Winston-Salem State University develops graduates who thrive in a dynamic and global society. Committed to the transformative power of liberal education, Winston-Salem State University integrates diverse learning environments, student development opportunities, and campus and community life to build knowledge, cultivate talent and mold character. Guided by the motto “Enter to Learn, Depart to Serve,” Winston-Salem State University develops leaders who advance social justice by serving the world with compassion and commitment.
Winston-Salem State University is a comprehensive, historically Black university offering innovative undergraduate programs and exceptional graduate programs grounded in the tradition of liberal education. Students engage in active and experiential learning offered through flexible delivery modes. The university is dedicated to the holistic development of students by faculty dedicated to excellence in teaching, research, and service. As a constituent institution of the University of North Carolina, Winston-Salem State University contributes to the social, cultural, intellectual and economic growth of North Carolina, the region, and beyond.
Winston-Salem State University was founded on September 28, 1892, as the Slater Industrial Academy, in a one-room frame structure with 25 pupils and one teacher. In 1895, the school was recognized by the State of North Carolina, chartered it as Slater Industrial and State Normal School in 1899. In 1925, the General Assembly of North Carolina recognized the school's curriculum above high school, changed its name to Winston-Salem Teachers College, and empowered it, under authority of the State Board of Education, to confer appropriate degrees. Winston-Salem Teachers College thus became the first Black institution in the nation to grant degrees for teaching in the elementary grades.
The School of Nursing was established in 1953, awarding its graduates the Bachelor of Science. The North Carolina General Assembly in 1963 authorized changing the name from Winston-Salem Teachers College to Winston-Salem State College, and in 1969 enacted a statute designating Winston-Salem State College as Winston-Salem State University In 1971, the General Assembly reorganized higher education in North Carolina, and effective July 1, 1972, Winston-Salem State University became one of 17 institutions constituting the University of North Carolina, all? subject to the control of a Board of Governors.

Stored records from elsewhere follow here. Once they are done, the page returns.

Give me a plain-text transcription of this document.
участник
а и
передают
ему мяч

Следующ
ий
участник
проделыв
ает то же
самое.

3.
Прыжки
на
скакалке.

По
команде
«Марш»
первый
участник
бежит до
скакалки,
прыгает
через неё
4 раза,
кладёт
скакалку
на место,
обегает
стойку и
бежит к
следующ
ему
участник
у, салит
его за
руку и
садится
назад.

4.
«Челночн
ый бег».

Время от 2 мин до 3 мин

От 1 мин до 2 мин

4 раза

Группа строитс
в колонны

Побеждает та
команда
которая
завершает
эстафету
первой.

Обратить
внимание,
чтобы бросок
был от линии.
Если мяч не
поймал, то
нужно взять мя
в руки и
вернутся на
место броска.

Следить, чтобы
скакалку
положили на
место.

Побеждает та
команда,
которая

Since its founding, Winston-Salem State University has grown to include the School of Health Sciences and the College of Arts, Sciences, Business and Education. Comprised of over 300 full-time faculty members and a student body of more than 5,100, the University offers 39 bachelor’s degree programs, seven master’s degree programs, two doctorate professional programs and seven certificate programs. Supporting these programs is the Division of University College and Lifelong Learning.